1 Der sofortigen Beschwerde wird aus den im angefochtenen Beschluss genannten Gründen nicht abgeholfen. Die Beschwerdebegründung vermag eine anderweitige Entscheidung nicht zu rechtfertigen, denn sie setzt sich nicht mit den maßgeblichen Gründen der angefochtenen Entscheidung auseinander, sondern verweist lediglich auf anderweitige Entscheidungen, die sich soweit ersichtlich zumeist ebenfalls nicht mit den hier für maßgeblich angesehenen Gründen auseinandersetzen.
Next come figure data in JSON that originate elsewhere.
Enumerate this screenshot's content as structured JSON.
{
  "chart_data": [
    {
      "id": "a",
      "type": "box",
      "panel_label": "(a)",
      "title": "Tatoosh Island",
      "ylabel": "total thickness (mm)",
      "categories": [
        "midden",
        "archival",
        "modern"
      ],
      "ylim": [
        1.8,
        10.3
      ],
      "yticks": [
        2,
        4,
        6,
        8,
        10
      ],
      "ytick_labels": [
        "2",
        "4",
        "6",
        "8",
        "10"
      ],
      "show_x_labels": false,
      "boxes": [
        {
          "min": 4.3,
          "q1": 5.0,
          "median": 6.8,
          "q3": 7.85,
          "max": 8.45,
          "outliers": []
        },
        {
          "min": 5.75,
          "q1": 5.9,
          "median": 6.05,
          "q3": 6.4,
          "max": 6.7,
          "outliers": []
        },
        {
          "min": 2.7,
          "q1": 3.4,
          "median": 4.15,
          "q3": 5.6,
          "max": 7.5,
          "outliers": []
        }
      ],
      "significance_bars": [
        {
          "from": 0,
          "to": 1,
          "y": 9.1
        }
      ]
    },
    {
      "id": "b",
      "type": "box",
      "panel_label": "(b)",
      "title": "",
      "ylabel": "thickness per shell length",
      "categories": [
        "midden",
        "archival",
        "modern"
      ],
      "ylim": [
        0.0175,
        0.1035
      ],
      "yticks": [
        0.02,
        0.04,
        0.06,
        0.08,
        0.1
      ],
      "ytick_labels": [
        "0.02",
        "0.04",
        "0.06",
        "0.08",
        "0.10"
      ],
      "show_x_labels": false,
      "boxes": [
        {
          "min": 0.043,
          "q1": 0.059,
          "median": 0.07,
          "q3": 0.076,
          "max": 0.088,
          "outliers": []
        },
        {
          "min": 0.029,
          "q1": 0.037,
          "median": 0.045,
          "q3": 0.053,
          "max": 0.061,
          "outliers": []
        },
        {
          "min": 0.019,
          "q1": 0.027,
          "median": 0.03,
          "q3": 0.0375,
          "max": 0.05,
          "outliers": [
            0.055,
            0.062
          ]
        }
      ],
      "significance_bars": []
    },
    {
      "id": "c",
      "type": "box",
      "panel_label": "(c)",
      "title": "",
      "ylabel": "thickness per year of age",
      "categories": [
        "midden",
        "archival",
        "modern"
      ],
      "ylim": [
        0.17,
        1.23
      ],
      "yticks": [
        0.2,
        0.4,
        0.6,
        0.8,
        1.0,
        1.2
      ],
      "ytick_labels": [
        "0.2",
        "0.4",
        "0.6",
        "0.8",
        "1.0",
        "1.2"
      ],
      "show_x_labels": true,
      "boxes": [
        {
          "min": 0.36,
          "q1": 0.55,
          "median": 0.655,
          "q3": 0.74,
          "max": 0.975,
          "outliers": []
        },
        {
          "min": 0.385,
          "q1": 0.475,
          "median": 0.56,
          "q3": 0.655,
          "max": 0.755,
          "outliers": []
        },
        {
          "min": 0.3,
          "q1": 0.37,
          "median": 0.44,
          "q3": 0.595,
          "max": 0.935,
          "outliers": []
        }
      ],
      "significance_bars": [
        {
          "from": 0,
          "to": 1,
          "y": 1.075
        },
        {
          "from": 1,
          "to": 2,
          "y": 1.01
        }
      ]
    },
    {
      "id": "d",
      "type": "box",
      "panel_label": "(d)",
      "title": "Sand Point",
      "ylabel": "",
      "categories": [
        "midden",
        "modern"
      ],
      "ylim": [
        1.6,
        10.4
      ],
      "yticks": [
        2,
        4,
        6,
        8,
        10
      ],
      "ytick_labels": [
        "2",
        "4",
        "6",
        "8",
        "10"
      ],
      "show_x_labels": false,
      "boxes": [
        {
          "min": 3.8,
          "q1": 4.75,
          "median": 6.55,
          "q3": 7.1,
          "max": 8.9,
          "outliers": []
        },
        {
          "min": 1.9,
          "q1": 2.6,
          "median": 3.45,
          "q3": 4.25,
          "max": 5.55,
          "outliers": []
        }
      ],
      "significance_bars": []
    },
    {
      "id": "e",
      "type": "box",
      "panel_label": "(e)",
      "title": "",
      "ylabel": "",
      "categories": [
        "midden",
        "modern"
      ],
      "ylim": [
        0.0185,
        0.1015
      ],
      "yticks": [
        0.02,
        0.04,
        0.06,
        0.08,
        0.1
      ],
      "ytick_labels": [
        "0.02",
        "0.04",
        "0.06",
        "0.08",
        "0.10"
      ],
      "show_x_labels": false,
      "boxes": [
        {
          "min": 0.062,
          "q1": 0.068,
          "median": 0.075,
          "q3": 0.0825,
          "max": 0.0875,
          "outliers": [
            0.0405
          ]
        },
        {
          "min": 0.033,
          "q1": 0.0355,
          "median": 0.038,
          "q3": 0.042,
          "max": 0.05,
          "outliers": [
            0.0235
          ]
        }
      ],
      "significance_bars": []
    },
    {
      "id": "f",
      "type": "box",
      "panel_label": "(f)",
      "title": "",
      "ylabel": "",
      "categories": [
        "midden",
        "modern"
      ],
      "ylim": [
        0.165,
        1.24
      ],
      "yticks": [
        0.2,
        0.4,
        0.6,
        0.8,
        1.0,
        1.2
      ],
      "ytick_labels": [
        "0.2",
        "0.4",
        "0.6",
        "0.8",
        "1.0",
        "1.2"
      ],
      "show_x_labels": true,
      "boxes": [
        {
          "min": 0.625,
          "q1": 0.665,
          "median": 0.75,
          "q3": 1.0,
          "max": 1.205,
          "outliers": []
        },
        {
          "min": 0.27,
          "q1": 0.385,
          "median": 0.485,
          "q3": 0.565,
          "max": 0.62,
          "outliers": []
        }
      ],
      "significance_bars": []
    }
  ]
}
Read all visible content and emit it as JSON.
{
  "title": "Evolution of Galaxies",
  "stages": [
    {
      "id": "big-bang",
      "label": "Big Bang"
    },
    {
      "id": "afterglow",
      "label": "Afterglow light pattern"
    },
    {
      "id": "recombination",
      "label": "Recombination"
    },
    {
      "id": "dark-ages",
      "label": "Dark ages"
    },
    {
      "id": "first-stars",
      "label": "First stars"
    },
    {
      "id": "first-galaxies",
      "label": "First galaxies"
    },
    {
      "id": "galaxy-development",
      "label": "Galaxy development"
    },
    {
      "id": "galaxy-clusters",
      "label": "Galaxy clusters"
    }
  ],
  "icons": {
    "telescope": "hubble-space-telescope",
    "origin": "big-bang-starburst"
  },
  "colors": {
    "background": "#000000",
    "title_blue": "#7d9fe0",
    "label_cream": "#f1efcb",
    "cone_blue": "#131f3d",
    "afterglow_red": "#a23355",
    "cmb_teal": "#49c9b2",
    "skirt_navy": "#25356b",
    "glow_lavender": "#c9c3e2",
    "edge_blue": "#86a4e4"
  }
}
Auch das Urteil des Oberlandesgerichtes Düsseldorf vom 15.8.2019 erläutert nicht, wie ein sinnvoller Preisvergleich anhand des Grundpreises angesichts des unterschiedlichen und allein relevanten Aminosäuregehaltes der Kapseln der verschiedenen Anbieter möglich sein soll. Angesichts unterschiedlichen Wirkstoffgehaltes sind am Gesamtgewicht orientierte Vergleiche, wie sie der Grundpreis ermöglicht, ersichtlich bestenfalls mangels Aussage über den Wirkstoffgehalt nichtssagend.
2 Die Entscheidung ergeht gemäß § 349 Abs. 1, 2 ZPO ohne Hinzuziehung von Handelsrichtern. Nach § 349 Abs. 1 ZPO hat der Vorsitzende die Sache so weit zu fördern, dass sie in einer mündlichen Verhandlung vor der Kammer erledigt werden kann. Dazu gehört auch eine vorläufige Regelung des Streitverhältnisses im Wege der einstweiligen Verfügung. Daher hat der Vorsitzende nach § 349 Abs. 1 ZPO jedenfalls im Beschlussverfahren auch über den Erlass einer einstweiligen Verfügung zu entscheiden, was im Übrigen auch im Beschleunigungsinteresse des Antragstellers liegt.
3 Nach § 349 Abs. 2 Nr. 2 ZPO entscheidet der Vorsitzende auch im Hauptsacheverfahren über die Zulässigkeit der Klage. Dies gilt erst recht im vorläufigen Rechtsschutz für die Zulässigkeit des Verfügungsantrages, ohne dass es bei Entscheidungen ohne mündliche Verhandlung der Anordnung einer abgesonderten Verhandlung bedürfte. Davon abgesehen ist die Aufzählung des § 349 Abs. 2 ZPO nicht abschließend. Der Vorsitzende kann daher nach allgemeiner Meinung alle die Hauptsache nicht vorwegnehmenden Entscheidungen treffen, die die besondere Sachkunde der Handelsrichter nicht erfordern (Stein/Jonas/Bartels, ZPO, 23. Aufl., § 349 Rn. 28; Zöller/Greger, ZPO, 32. Aufl., § 349 Rn. 17 je m. w. N.). Die hier relevanten Zusammenhänge sind auch ohne die besondere Sachkunde der Handelsrichter klar erkennbar und als solche vom Antragsteller auch argumentativ nicht angegriffen. Die vom Antragsteller beanstandete (wettbewerbs-) rechtliche Bewertung unterfällt nicht der besonderen Sachkunde der Handelsrichter.